When Joe got home, I breathed a sigh of relief, thanked the Man upstairs and crossed that worry off my list.

Then, Hilary’s dog got into a fight with, Hank’s sister’s dog while we were visiting Hank’s mother in Santa Barbara.   It got ugly, and on impulse, I tried to pull on the collar of one dog while our daughter, Hilary, pulled on the other – we were doing exactly what NOT to do when two dogs are fighting.

The result was a dog bite on Hilary’s finger.  She cleaned and bandaged it, but later the finger swelled and became infected. Eventually, this led to the ER at Huntington Memorial in Pasadena around dinnertime on New Year’s Day.

“They’re admitting her,” her husband, Doug, said when he called us later at 11:30pm.

Forget sleep. I started in with all the night thoughts. “Don’t worry, Heath,” Doug had said. “They just want to keep an eye on her and IV antibiotics.”
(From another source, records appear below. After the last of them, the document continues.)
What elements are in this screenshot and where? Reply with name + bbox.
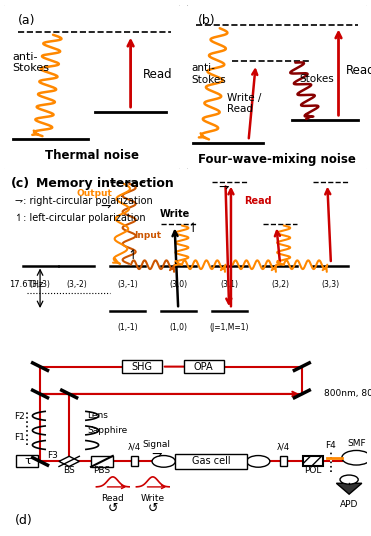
Text: (d): (d) (14, 514, 32, 527)
Text: anti-
Stokes: anti- Stokes (191, 63, 226, 85)
Text: ⇁: ⇁ (218, 181, 229, 193)
Text: Write /
Read: Write / Read (227, 93, 261, 114)
Text: (3,0): (3,0) (169, 280, 187, 288)
Text: (3,-3): (3,-3) (30, 280, 50, 288)
Text: Lens: Lens (87, 411, 108, 420)
Bar (122, 360, 162, 373)
Text: ↺: ↺ (148, 502, 158, 516)
Text: ⇁: right-circular polarization: ⇁: right-circular polarization (14, 196, 152, 206)
Text: SMF: SMF (347, 439, 366, 448)
Circle shape (152, 456, 175, 467)
FancyBboxPatch shape (2, 4, 182, 170)
Text: (3,-1): (3,-1) (117, 280, 138, 288)
Text: (3,1): (3,1) (220, 280, 238, 288)
FancyBboxPatch shape (186, 4, 369, 170)
Text: F4: F4 (326, 441, 336, 450)
Text: (b): (b) (198, 13, 216, 27)
Text: Four-wave-mixing noise: Four-wave-mixing noise (198, 153, 356, 166)
Text: APD: APD (340, 500, 358, 509)
Polygon shape (91, 456, 113, 467)
Text: (1,0): (1,0) (169, 323, 187, 332)
Text: (a): (a) (18, 13, 35, 27)
Text: F3: F3 (47, 451, 58, 460)
Bar (175, 454, 247, 468)
Text: F2: F2 (14, 413, 25, 421)
Text: SHG: SHG (131, 362, 152, 371)
Text: POL: POL (304, 466, 321, 475)
Text: ⇁: ⇁ (100, 200, 111, 213)
Bar (16, 456, 38, 467)
Circle shape (342, 450, 371, 465)
Text: Write: Write (160, 209, 190, 219)
Text: (1,-1): (1,-1) (117, 323, 138, 332)
Text: (J=1,M=1): (J=1,M=1) (209, 323, 249, 332)
Text: ↿: ↿ (128, 249, 138, 262)
Bar (280, 456, 287, 466)
Text: F1: F1 (14, 433, 26, 442)
Bar (131, 456, 138, 466)
Circle shape (247, 456, 270, 467)
Text: Output: Output (77, 189, 112, 198)
Polygon shape (336, 483, 362, 494)
Text: BS: BS (63, 466, 75, 475)
Text: Input: Input (135, 230, 162, 240)
Text: ↿: ↿ (187, 222, 198, 235)
Text: Read: Read (101, 495, 124, 503)
Text: 800nm, 80fs, 1kHz: 800nm, 80fs, 1kHz (324, 390, 371, 398)
Text: Read: Read (244, 196, 271, 206)
Text: τ: τ (24, 456, 31, 466)
Text: PBS: PBS (93, 466, 111, 475)
Text: ⇁: ⇁ (151, 448, 162, 461)
Bar (184, 360, 224, 373)
Text: Memory interaction: Memory interaction (36, 177, 174, 190)
Text: Read: Read (143, 68, 173, 80)
Text: (3,3): (3,3) (322, 280, 340, 288)
Text: (3,2): (3,2) (271, 280, 289, 288)
Text: λ/4: λ/4 (277, 443, 290, 452)
Text: Thermal noise: Thermal noise (45, 150, 139, 162)
Text: Stokes: Stokes (299, 74, 334, 84)
FancyBboxPatch shape (0, 169, 371, 347)
Text: ↺: ↺ (108, 502, 118, 516)
Text: ↿: left-circular polarization: ↿: left-circular polarization (14, 213, 145, 224)
Text: Write: Write (141, 495, 165, 503)
Text: (3,-2): (3,-2) (66, 280, 87, 288)
Text: OPA: OPA (194, 362, 213, 371)
Text: λ/4: λ/4 (128, 443, 141, 452)
Text: anti-
Stokes: anti- Stokes (13, 52, 49, 73)
Polygon shape (303, 456, 323, 466)
Polygon shape (59, 456, 79, 466)
Text: Sapphire: Sapphire (87, 426, 128, 435)
Text: Gas cell: Gas cell (192, 456, 230, 466)
Text: (c): (c) (11, 177, 30, 190)
Text: Signal: Signal (142, 440, 170, 449)
Circle shape (340, 475, 358, 484)
Text: Read: Read (346, 64, 371, 77)
Text: 17.6THz: 17.6THz (9, 280, 43, 289)
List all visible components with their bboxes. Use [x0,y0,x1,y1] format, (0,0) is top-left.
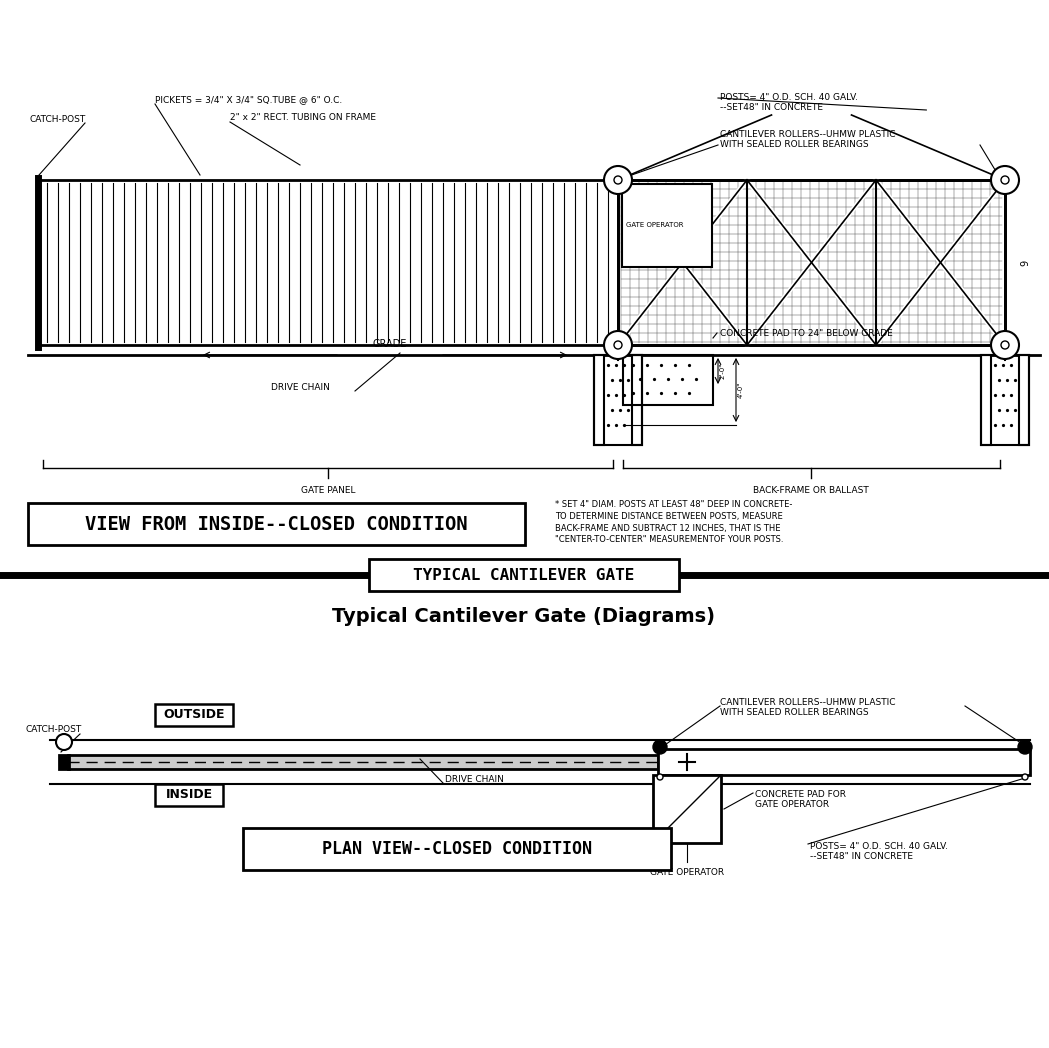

My mind raced, though. What if they can’t get the infection under control?

Again, Hank tried to reassure. “She’s going to be fine. She’s where she needs to be…”

But, I’m a mother. And, mother always worries.

Hilary was discharged two days later, on Wednesday to the comfort of her home and her husband in nearby Los Feliz armed with antibiotics and instructions to help the bitten finger heal.

“The doctor says it looks good,” she’d told me.

Again, I breathed a sigh of relief, thanked heaven above then, searched for the pink journal I’d packed away in the garage.  I wanted to see what I had written all those years ago the night before our first child, Allan, was born.


June 8, 1982

Mom says that I will never sleep well again after this baby is born.

Mom is so dramatic.  What does she know?